In any given era, humanity gives rise to just the right number of heroes, geniuses and saints to keep itself balanced and alive on its checkered evolutionary journey. When it is in crisis, it gives rise to Cassandras. Our epoch is chockablock with them. Some of them even announced the very date of the earthquake in Japan.
Our prophets include climate-change environmentalists, anti-nuclear activists, telluric scientists and astrologers, who for years now have been talking about the likelihood of earthquakes (Uranus) and nuclear disasters (Pluto), as well as water disasters (see March’s Skywatch).
All those who are not asleep have heard the warnings. We’re past the point of incredulity now. Being shocked is no longer sufficient. Consciousness seekers need to be considering the meaning of catastrophes like the one on March 11th.
To respond, rather than to react, means taking in the significance of these instances of human suffering; and bringing to bear our highest understanding to fathom their implications for each of us on the level of individual spiritual growth. I discuss this process in more detail in April’s Skywatch.
All three elements – earth, fire and water – are contained within the symbolism of this record-breaking quake and tsunami. The irradiated Japanese atmosphere supplies the fourth– air. The initial geological spasm occurred mere hours before Uranus hit the explosive Aries point, the singular degree that starts the zodiacal cycle like a bullet from a gun. The news that five nuclear reactors were imperiled hit the news when the ingress [entry into a new sign] was exact.

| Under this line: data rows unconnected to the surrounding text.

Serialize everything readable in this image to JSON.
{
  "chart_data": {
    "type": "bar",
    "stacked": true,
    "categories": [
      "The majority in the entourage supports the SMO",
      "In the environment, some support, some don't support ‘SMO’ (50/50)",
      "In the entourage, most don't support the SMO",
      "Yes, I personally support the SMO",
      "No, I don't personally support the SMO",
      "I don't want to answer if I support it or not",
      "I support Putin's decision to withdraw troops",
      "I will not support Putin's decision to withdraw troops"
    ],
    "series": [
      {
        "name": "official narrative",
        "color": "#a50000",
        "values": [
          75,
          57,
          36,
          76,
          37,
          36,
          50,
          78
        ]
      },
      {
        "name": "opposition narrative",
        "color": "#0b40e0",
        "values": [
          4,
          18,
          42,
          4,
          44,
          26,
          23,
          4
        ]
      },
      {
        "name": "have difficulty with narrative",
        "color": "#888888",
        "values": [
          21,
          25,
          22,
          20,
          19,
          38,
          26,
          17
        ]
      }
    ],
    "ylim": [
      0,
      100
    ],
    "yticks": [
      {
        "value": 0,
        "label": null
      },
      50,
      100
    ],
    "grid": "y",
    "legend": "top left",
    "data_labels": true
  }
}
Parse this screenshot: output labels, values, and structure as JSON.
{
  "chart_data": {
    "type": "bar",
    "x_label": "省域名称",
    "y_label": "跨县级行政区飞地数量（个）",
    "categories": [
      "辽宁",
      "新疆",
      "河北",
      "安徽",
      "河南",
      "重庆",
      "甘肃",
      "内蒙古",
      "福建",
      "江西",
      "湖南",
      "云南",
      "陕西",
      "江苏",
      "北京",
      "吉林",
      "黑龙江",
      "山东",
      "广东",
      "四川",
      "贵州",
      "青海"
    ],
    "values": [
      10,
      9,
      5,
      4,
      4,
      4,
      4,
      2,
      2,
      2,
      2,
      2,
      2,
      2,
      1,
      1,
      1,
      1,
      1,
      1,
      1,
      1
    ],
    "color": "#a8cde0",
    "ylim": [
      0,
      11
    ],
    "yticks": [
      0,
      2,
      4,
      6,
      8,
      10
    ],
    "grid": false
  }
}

The Gulf disaster of 2010 had the same relationship to the ingress of Chiron into Pisces, a transit that reflects back to us our own wounded condition. The doomed oil rig blew up the very day Chiron crossed that zodiacal threshold. Clearly these ingresses are signals, demanding our attention. They indicate juncture points at which the consequences of humanity’s environmental folly are exploding in our face.
At this writing, at least two of Japan’s reactors are dangerously unstable, giving the crisis a reach that extends far beyond the local. This latest disaster was meant to wrench every one of us, everywhere in the world, out of our slumber. Its purpose was to provoke questions; life-or-death questions.
Such as: At what point did people start getting complacent about nuclear power? When did the compelling image of the Doomsday Clock — once a looming symbol in the collective imagination – disappear from public discussion? It is time to start listening again to Helen Caldicott, one of our modern saints.
At first blush it seems so ironic as to defy plausibility that the only country in the world to have had an A-bomb dropped upon it has, over the six decades since then, built 55 nuclear plants on its tiny, unstable land mass — composed of islands that are more prone to earthquakes than anywhere else on Earth. There are so many ironies stacked up here as to signify the presence of a pointed collective karma. What we might think of as the exact opposite of a healthy response — that is, a response to having themselves experienced this unholy weapon — seems to be driven by a perverse unconscious logic. Obviously the Japanese are not alone in expressing the dark side of Pluto; its manifestation as a kind of death wish is a universal in the unevolved human psyche. But where this uniquely Plutonian weapon is concerned, Japan seems to be serving as a canary in the mine.
There are many levels to Pluto’s rulership of nuclear energy, the most literal being the timing of the planet’s sighting in the sky — in 1930, at the advent of the atomic age. Another is the extreme degree of toxicity involved in its production (Pluto governs pollution), which creates detritus so dangerous that it is impossible to dispose of safely. Another is the secrecy (Pluto is about underground maneuvering) in which the plans were hatched to build and deploy the atom bomb (see Eric Francis’ article on the chart of the nuclear age). And finally, the most terrible to consider, is the apocalyptic extremism of this deadliest of human concoctions. In atomic weaponry, Pluto, the god of Death, has offered us a uniquely modern image for the opposite of creation.
All of these dimensions of the square between Uranus (technology) and Pluto (mass destruction) have been prodded awake in the global consciousness by the disaster in Japan. Anti-nuclear activists have been energized worldwide. Less than a week after the tragedy, Germany has closed all of its aging nuclear plants for the time being in response to demands from the public; France and Britain’s governments are feeling similar pressure. There are signs even in China of a resurgent anti-nuclear movement.
The Vernal Equinox (discussed in my new lecture, “Uranus Squared“) falls on a perigee Full Moon. Mars enters Aries a few days later, and when it moves into orb with Uranus and Pluto it will serve as a trigger transit. We should be ready to convert this furious surge of energy into decisive action and start channeling our inner warrior.
It is becoming more and more important to eschew fear, and use the urgent energies upon the Earth in the most conscious possible way. This is how immeasurably destructive power is transmuted into a collective force that is immeasurably creative.